In today’s second reading from the Gospel of Luke we see a worldview being changed before our very eyes. The bulk of Luke’s account of the resurrection takes the form of a story about a journey made by two disciples on their way from Jerusalem to Emmaus. Their worldview is under severe strain, because they simply can’t accommodate the fact that the one they’d hoped would be the saviour of Israel had met an ignominious death on a cross. Furthermore, reports had been received that some women had heard that this same person was now actually alive. As they walk, a mysterious stranger joins them, who encourages them to tell him all that’s happened. And it’s he, the Risen Christ, who, step by step, begins to reshape their worldview into one that can accommodate suffering and death in a new way, with resurrection then thrown in to boot. Their worldview has been shaped by their scriptures but they can’t see what the scriptures are actually saying:

‘Oh, how foolish you are, and how slow of heart to believe all that the prophets have declared. Was it not necessary that the Messiah should suffer these things and then enter into his glory?’ Then beginning with Moses and all the prophets, he interpreted to them the things about himself in all the scriptures.

As a result of this encounter, their worldview is changed. From the perspective of resurrection, suffering and death are seen in a different light and enabled to take their place in a way that hadn’t seemed possible before.

The claim that Jesus has been raised from the dead is in itself one that many find difficult to accommodate into their worldview.
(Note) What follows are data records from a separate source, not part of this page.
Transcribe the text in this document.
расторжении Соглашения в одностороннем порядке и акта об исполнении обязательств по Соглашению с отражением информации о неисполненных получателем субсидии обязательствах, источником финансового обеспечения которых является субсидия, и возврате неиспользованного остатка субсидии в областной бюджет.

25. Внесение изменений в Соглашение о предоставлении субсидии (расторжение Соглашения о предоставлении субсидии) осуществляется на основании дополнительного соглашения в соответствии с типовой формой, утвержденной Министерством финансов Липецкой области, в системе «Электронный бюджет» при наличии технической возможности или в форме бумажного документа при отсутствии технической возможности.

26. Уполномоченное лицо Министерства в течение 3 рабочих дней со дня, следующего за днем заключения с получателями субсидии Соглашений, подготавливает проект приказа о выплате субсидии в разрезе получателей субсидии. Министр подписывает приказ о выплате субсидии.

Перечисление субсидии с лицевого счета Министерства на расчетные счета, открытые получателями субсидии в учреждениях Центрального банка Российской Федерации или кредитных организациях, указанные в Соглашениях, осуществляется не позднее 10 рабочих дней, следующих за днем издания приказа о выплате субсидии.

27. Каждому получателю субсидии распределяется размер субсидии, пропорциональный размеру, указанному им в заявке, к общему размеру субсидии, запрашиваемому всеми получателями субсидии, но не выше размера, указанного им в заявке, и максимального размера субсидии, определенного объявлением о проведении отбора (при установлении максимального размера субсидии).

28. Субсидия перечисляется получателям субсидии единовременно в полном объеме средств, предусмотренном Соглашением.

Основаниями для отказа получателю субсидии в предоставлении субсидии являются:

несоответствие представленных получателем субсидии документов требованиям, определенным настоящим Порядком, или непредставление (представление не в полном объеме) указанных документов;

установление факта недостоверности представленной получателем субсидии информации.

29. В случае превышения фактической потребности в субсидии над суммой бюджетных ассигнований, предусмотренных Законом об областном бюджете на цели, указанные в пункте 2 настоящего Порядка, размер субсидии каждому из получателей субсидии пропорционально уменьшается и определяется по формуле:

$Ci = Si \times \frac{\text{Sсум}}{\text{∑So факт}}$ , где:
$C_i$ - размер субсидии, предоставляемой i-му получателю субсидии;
It seems to go against all that’s understood about how the world works. There’s a deeper truth to which the claim points us, though, and it’s simply this. Every worldview, including the Christian one, is limited and struggles to accommodate the whole truth. At the heart of all experience, though, is a mysterious dynamic, forever reshaping things and opening up new possibilities. We’re invited to let go of all that’s limited, to die, and to have new life breathed into us, to be raised. In so doing, we discover that at the heart of everything is an eternal freshness, an openness, a newness, of which the resurrection of Jesus is the supreme sign.